In the medical field, we currently have over 75 visiting Italian scientists working at the National Institute of Health.
Cumulatively, the NIH has supported 174 direct grants and research activities with Italian researchers and research institutions from 2009 through 2018.
Italy is one of the strongest partners in NIH’s portfolio of international collaboration.
The same pattern of close partnership permeates our broader scientific, technological, and educational engagement.
Whether we talk about space exploration, or dark matter research, or the number of Italian and American scholars who participate in Fulbright opportunities, both of our countries are advancing and learning and addressing the challenges of tomorrow.
But the most important element of all: our experts are making these advances in tandem. Sharing elements of research that, alone, might never lead to these critical leaps of intellect and connection and possibility.
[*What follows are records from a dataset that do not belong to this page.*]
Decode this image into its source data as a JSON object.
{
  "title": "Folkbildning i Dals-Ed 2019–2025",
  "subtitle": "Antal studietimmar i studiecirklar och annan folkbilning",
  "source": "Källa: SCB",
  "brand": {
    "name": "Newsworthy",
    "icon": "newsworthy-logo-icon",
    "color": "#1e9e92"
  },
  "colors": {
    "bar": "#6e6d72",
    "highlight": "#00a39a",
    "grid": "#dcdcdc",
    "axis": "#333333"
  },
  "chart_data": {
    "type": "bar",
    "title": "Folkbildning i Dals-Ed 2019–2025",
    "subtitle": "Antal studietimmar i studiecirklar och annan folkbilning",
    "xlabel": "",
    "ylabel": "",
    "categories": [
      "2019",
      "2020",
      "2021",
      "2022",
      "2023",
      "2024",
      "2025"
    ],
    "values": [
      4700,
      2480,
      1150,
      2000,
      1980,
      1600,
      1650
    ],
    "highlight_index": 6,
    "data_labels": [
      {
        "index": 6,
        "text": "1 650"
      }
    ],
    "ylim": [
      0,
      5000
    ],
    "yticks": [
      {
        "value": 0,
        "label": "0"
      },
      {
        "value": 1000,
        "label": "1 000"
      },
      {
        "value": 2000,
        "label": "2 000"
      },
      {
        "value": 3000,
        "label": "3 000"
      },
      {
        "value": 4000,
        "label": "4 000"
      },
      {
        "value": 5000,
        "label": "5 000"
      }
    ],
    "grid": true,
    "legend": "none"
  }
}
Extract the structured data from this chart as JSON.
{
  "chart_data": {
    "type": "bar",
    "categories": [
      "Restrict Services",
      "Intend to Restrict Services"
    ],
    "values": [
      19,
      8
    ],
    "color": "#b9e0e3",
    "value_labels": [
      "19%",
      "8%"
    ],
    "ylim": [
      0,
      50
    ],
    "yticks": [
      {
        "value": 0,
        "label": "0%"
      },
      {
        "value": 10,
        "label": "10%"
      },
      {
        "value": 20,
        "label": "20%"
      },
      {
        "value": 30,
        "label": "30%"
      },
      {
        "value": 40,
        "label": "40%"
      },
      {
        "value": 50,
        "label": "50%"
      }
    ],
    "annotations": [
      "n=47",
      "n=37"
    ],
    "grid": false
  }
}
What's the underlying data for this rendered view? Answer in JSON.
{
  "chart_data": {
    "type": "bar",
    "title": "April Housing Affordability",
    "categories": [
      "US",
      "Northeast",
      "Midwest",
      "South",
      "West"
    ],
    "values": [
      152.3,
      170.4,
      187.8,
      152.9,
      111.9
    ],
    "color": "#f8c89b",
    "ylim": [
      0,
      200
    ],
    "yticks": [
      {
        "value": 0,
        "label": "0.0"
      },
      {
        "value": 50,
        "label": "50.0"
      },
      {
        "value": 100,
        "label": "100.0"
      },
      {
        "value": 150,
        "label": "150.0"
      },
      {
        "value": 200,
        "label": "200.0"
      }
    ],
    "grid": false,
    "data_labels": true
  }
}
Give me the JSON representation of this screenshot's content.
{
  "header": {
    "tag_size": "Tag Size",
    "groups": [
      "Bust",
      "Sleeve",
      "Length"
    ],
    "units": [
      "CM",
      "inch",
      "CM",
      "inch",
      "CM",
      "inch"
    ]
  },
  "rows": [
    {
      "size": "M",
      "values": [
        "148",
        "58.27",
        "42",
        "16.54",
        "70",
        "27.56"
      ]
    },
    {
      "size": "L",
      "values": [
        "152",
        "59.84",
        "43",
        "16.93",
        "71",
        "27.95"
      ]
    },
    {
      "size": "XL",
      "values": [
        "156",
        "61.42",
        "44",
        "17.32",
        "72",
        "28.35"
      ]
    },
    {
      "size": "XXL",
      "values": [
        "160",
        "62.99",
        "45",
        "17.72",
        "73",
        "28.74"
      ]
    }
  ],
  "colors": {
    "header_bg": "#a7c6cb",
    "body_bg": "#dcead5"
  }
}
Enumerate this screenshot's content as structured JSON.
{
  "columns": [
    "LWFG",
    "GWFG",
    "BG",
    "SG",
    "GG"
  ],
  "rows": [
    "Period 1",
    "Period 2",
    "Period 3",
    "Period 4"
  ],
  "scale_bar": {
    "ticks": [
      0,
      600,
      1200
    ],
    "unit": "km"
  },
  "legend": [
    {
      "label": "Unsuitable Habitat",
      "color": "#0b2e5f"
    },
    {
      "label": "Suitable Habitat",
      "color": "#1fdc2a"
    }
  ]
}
Tonight’s winning team of researchers, eleven experts from four different scientific organizations in both Italy and the United States, is the absolute proof-of-concept for the “Aspen method,” the concept of encouraging interpersonal relations and free exchange of ideas in open debate in a supportive setting.
And of course, it is a particular pleasure to recognize Dr. Gianluigi Zanusso, from the University of Verona’s Department of Neurologic and Movement Sciences, and Dr. Byron Caughey, from the National Institute of Allergy and Infectious Diseases (NIAID) at the Rocky Mountain Laboratory of Persistent Viral Diseases, who represent this stellar team’s success.
Creating the environment for success for experts like yourselves is just the beginning. Bringing together such a broad array of talent, dedication, and passion — and allowing the authorities to engage in such a rich intercultural dialogue — will inevitably lead to even greater discoveries.
And using the “Aspen method,” helping individual leaders connect and work in today’s admittedly complicated reality, will help inspire both today’s leaders and tomorrow’s experts.
The proof is in the results that the Aspen Institute Italia continues to recognize and honor: new insights for a complicated, connected world, based on universal ideals and shared values.
So congratulations to tonight’s prize winners, but more importantly, congratulations to the Aspen Institute Italia.
Without the passion and dedication of the scientists and researchers behind this project, we would not be celebrating these significant medical advances.
And without your organization’s commitment to our shared goals, tonight’s prize-winning research might not have found the right environment in which to blossom.
Quite honestly, I can’t wait to see what advances will come next!